Lenalee me regarde avec incompréhension, avant de me lancer un sourire. Esquisse qu'elle pense sincère, elle veut me plaire, que je l'apprécie. Si seulement elle savait. Je lui lance une sucrerie. Elle se rue dessus, puis, contrastant avec son empressement, elle ramasse la douceur avec précaution, comme s'il s'agissait du plus beau présent au monde, fragile et si précieux. J'ai l'impression d'être au zoo. Ma poupée est devenue une bête de foire. Je n'ai même plus envie de ricaner. Ma Lenalee est déchue. Ma poupée est tombée.
Elle était pourtant déterminée ce jour là. Comme lors de notre première rencontre. Le bookman m'intéressa soudain beaucoup moins. Lenalee était là. Ma peau fumant, se régénérant d'elle-même, je laissais mon oncle mettre Lavi hors d'état de nuire tandis que je plongeais la belle chinoise dans un coma profond. C'était la seconde fois que je m'emparais de son esprit. J'en ai ressenti une joie profonde. Réelle. Sadisme. La Noé du rêve est cruelle. Je suis cruelle. Je voulais jouer. Maintenant, j'hésite à la tuer. Elle me dégoute presque. Presque.
Je me souviens du regard d'incompréhension qu'Allen m'a jeté à ce moment là. J'enlevais Lenalee sous ses yeux, et il ne comprenait pas. Il m'a fixé, soutenant mon regard, m'observant partir. Bizarrement, je me suis sentie un peu honteuse. Comme si je le trahissais. Je n'aurais pas du être perturbée. Pas à ce point.
Je me sens plus humaine. Horreur. De rage, je jette une bougie par terre, et l'écrase sauvagement sous le regard bienveillant de la compatible. Elle ne comprend pas que je me torture à cause d'elle. Non, pas à cause d'elle, mais c'est pourtant de sa faute, c'est à cause de son regard, parce qu'il a changé que je repense à tout cela, analyse et me fait du mal sciemment. Garce.
Allen.
Allen, Allen, Allen.
Je l'aimais, je l'aime et je l'aimerais. J'en suis persuadée. Sûre.

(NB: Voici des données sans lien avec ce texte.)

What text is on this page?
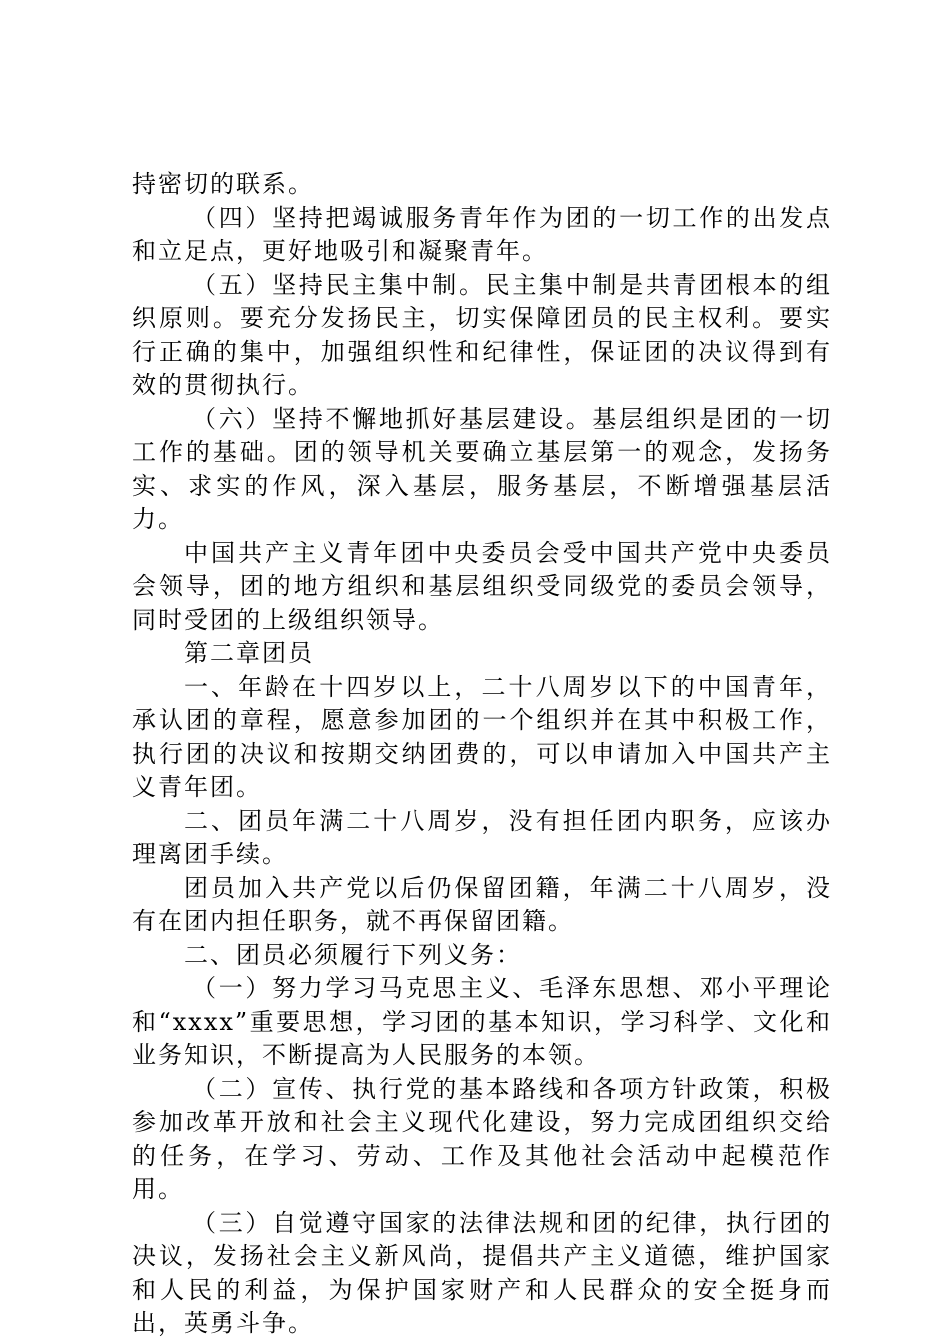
持密切的联系。

（四）坚持把竭诚服务青年作为团的一切工作的出发点和立足点，更好地吸引和凝聚青年。

（五）坚持民主集中制。民主集中制是共青团根本的组织原则。要充分发扬民主，切实保障团员的民主权利。要实行正确的集中，加强组织性和纪律性，保证团的决议得到有效的贯彻执行。

（六）坚持不懈地抓好基层建设。基层组织是团的一切工作的基础。团的领导机关要确立基层第一的观念，发扬务实、求实的作风，深入基层，服务基层，不断增强基层活力。

中国共产主义青年团中央委员会受中国共产党中央委员会领导，团的地方组织和基层组织受同级党的委员会领导，同时受团的上级组织领导。

第二章团员

一、年龄在十四岁以上，二十八周岁以下的中国青年，承认团的章程，愿意参加团的一个组织并在其中积极工作，执行团的决议和按期交纳团费的，可以申请加入中国共产主义青年团。

二、团员年满二十八周岁，没有担任团内职务，应该办理离团手续。

团员加入共产党以后仍保留团籍，年满二十八周岁，没有在团内担任职务，就不再保留团籍。

二、团员必须履行下列义务：

（一）努力学习马克思主义、毛泽东思想、邓小平理论和“xxxx”重要思想，学习团的基本知识，学习科学、文化和业务知识，不断提高为人民服务的本领。

（二）宣传、执行党的基本路线和各项方针政策，积极参加改革开放和社会主义现代化建设，努力完成团组织交给的任务，在学习、劳动、工作及其他社会活动中起模范作用。

（三）自觉遵守国家的法律法规和团的纪律，执行团的决议，发扬社会主义新风尚，提倡共产主义道德，维护国家和人民的利益，为保护国家财产和人民群众的安全挺身而出，英勇斗争。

Certaine.
Je ne fais que le blesser, physiquement et mentalement, je l'harcèle, le torture. Ca m'amuse. Pourtant, grâce à l'amour que je lui porte, je ne compte pas le tuer. Mon obsession envers lui, allant de l'amour à la haine, finit par effrayante, je le sais. C'est tout un jeu, un art. Je sens qu'il sait que je peux me canaliser, que mes excès d'affection ne sont que des gamineries. Je sais qu'il le sait. Sinon, il ne pourrait pas m'apprécier. Il ne pourrait pas apprécier les Noé comme moi ou Tyki. Nous avons nos masques, Allen doit le sentir.
Pourtant, le jour de l'attaque, ce vendredi là, je l'ai déçu. Profondément désappointé. Je ne sais pas trop pourquoi. Je suis comme ça, il le sait. Je suis son ennemi.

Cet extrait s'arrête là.